The wide-band O2 sensor was first patented by Robert Bosch GmbH in 1994 for emissions testing, but was rapidly miniaturized for use in automobiles.
O2 Sensor Purpose
The purpose of any oxygen sensor is to record a vehicle's exhaust gas heat, and to send the data to a computer to extrapolate the engine's air/fuel ratio in real time.

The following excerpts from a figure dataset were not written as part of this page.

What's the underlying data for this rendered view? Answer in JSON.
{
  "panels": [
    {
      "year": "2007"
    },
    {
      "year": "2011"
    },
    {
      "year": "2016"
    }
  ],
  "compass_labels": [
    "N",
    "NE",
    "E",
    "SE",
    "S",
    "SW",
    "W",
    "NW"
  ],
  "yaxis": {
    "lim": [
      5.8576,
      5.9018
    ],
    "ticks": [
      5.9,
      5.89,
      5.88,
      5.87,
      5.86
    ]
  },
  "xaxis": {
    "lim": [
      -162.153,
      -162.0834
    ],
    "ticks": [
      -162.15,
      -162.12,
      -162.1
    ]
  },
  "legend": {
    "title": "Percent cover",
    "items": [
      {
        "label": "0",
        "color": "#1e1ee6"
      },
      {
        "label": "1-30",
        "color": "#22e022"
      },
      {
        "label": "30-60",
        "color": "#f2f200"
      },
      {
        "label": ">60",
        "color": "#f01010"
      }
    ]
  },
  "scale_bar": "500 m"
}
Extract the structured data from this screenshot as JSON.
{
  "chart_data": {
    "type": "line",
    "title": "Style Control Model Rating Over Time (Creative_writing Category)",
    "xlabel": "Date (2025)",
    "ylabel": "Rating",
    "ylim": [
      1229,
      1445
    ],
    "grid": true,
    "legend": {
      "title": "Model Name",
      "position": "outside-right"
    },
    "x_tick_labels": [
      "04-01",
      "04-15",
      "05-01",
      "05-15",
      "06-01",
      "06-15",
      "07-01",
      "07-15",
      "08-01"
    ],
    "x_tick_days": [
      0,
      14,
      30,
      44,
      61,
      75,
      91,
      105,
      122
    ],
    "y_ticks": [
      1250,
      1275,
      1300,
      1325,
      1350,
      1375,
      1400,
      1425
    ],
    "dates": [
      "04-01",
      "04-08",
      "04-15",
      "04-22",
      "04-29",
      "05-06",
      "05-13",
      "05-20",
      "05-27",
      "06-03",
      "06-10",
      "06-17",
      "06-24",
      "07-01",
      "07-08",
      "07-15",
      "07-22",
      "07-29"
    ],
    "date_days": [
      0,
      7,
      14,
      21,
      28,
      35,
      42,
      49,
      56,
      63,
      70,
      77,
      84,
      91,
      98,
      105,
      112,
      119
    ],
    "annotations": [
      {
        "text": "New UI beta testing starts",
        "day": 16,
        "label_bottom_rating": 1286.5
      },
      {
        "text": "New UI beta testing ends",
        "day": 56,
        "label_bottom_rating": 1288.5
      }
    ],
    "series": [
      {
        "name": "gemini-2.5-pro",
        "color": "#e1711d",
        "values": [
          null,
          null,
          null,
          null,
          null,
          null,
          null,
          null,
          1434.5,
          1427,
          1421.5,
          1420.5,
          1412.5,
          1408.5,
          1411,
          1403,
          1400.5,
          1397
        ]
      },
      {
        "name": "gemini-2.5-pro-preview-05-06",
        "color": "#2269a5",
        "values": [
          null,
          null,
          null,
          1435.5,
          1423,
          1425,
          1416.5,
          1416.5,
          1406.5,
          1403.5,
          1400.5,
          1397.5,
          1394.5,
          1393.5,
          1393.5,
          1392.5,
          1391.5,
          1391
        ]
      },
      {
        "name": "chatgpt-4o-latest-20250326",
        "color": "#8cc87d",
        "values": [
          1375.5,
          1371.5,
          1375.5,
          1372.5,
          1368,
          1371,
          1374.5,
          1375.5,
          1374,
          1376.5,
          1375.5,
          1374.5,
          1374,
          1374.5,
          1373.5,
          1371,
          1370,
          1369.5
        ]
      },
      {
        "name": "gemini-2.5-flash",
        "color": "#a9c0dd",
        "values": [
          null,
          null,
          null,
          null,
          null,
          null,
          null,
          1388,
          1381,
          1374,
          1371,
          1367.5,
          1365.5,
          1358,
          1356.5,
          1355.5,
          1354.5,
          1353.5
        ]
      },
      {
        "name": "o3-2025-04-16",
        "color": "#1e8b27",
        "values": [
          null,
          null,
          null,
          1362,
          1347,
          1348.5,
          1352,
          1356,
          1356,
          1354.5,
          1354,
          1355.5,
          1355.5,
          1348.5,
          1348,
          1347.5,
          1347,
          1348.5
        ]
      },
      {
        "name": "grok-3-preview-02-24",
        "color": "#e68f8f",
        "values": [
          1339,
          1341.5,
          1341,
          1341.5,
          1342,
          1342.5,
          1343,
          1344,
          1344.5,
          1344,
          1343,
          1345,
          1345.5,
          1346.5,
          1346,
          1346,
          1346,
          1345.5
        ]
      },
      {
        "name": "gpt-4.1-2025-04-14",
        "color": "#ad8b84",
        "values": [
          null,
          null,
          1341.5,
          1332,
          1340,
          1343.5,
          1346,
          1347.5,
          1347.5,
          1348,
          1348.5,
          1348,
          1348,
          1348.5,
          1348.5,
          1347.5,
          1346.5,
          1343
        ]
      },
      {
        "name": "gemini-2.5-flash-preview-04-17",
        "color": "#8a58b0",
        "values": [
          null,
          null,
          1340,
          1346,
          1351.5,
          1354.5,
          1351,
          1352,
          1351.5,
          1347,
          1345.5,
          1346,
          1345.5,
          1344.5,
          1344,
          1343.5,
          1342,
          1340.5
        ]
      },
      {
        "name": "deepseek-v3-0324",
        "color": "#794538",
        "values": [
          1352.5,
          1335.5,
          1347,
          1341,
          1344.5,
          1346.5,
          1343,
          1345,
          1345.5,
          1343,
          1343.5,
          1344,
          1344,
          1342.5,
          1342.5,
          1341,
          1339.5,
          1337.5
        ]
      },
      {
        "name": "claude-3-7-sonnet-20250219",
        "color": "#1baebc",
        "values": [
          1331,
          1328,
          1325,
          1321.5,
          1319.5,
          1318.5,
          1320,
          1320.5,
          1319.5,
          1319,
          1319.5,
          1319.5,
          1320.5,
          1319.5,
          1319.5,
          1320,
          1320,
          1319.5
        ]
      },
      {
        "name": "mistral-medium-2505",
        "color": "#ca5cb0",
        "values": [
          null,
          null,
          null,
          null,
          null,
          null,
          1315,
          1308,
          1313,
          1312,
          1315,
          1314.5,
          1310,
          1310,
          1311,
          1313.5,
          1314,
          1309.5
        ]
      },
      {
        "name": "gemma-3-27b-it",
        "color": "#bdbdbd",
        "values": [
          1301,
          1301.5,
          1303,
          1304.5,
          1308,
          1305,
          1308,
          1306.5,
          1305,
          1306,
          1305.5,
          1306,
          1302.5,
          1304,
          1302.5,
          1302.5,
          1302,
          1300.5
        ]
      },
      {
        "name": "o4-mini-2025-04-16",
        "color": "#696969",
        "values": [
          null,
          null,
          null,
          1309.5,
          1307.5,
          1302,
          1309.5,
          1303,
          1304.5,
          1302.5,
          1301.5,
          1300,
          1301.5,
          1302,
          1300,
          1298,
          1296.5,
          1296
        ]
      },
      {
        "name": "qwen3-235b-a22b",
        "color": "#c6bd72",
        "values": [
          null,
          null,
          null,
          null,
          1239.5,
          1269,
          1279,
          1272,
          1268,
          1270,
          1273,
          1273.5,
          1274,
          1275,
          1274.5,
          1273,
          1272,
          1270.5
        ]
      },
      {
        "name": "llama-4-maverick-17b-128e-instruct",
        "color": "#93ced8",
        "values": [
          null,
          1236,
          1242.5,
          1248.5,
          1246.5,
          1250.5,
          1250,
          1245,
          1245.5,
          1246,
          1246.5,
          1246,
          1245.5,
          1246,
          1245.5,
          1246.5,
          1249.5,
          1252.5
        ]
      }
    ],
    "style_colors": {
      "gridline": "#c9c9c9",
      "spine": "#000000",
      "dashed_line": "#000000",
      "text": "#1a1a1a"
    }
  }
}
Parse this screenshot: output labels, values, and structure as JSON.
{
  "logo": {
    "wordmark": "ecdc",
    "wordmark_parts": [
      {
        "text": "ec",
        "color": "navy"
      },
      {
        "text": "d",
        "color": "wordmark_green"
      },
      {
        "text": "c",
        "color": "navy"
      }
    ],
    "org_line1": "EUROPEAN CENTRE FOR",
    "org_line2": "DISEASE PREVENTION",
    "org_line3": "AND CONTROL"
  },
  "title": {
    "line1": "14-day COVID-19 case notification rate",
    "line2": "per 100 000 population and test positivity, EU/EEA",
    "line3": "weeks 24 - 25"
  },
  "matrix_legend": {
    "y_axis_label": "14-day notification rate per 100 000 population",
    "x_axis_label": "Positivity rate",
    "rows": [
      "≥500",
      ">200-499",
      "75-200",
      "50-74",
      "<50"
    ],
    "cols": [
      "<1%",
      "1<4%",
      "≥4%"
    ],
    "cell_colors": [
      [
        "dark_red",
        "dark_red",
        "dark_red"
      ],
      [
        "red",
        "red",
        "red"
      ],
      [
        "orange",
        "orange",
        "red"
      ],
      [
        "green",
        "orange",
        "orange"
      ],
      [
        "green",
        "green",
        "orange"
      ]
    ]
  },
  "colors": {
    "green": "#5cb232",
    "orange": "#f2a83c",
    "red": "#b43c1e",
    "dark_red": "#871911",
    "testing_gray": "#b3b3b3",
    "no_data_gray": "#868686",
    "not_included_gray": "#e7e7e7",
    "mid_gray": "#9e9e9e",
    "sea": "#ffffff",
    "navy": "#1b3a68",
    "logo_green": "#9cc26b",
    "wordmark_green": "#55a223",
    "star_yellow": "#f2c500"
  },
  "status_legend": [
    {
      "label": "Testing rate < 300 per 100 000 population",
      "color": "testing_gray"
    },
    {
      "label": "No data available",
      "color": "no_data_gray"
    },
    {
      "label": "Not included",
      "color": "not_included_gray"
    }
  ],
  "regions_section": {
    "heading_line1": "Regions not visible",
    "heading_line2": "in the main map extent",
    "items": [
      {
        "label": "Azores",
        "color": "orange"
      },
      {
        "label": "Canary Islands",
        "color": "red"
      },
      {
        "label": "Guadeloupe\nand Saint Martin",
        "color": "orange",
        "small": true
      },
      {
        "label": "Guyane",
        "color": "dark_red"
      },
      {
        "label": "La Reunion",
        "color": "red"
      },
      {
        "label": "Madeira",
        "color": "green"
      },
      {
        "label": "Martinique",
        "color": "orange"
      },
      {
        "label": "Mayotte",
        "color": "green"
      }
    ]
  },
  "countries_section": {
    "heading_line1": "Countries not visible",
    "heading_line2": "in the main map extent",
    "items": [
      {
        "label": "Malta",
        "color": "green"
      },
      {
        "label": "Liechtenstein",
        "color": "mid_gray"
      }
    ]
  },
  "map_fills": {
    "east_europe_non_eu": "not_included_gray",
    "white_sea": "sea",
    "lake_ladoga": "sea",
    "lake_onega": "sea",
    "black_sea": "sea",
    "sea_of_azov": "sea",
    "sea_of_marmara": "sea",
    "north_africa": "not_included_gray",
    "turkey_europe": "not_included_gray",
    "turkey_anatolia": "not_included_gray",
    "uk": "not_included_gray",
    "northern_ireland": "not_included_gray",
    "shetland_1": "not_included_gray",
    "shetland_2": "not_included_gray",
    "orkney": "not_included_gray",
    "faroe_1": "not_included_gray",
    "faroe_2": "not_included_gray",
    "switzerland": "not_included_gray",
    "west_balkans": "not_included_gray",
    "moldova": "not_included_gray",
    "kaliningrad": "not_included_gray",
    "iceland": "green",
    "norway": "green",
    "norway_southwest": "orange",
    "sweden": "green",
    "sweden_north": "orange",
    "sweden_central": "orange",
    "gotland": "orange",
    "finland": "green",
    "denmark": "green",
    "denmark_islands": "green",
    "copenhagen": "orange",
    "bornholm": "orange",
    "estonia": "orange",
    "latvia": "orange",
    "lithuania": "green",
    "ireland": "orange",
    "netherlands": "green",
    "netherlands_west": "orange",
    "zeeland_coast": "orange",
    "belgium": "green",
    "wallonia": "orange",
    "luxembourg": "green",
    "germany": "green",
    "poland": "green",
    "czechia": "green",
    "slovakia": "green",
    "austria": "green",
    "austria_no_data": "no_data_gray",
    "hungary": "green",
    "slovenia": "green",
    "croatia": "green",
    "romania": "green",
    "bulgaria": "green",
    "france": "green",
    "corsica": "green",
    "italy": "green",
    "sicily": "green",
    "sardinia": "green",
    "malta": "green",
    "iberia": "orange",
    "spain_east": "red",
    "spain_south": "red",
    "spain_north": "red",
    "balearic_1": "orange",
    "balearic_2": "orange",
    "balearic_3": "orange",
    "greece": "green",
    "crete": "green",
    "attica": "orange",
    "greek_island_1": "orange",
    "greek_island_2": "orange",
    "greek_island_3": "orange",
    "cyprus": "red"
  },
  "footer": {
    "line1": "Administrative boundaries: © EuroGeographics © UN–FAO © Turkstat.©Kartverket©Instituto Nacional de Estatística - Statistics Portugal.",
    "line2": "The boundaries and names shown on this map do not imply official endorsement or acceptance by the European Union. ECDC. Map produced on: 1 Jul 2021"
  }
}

A hotter exhaust stream means too little fuel to the engine, and a colder one means it's getting too much.
While narrow-band O2 sensors can only give a signal indicating whether the vehicle is above or below the ideal 14.7:1 air/fuel ratio, wide-band sensors are designed to accurately detect readings from 7:1 to 22:1.
Wide-band sensors use an integrated gas pump to stabilize the signal, allowing the sensor to work in temperature ranges far above and below those in which narrow-bands can function.
Because the wide-band signal is stabilized, it can tell the tuner if the air/fuel ratio is 12.25:1 or 15.2:1. A narrow-band sensor can indicate if the mixture is above or below 14.7:1, but not how far off it is.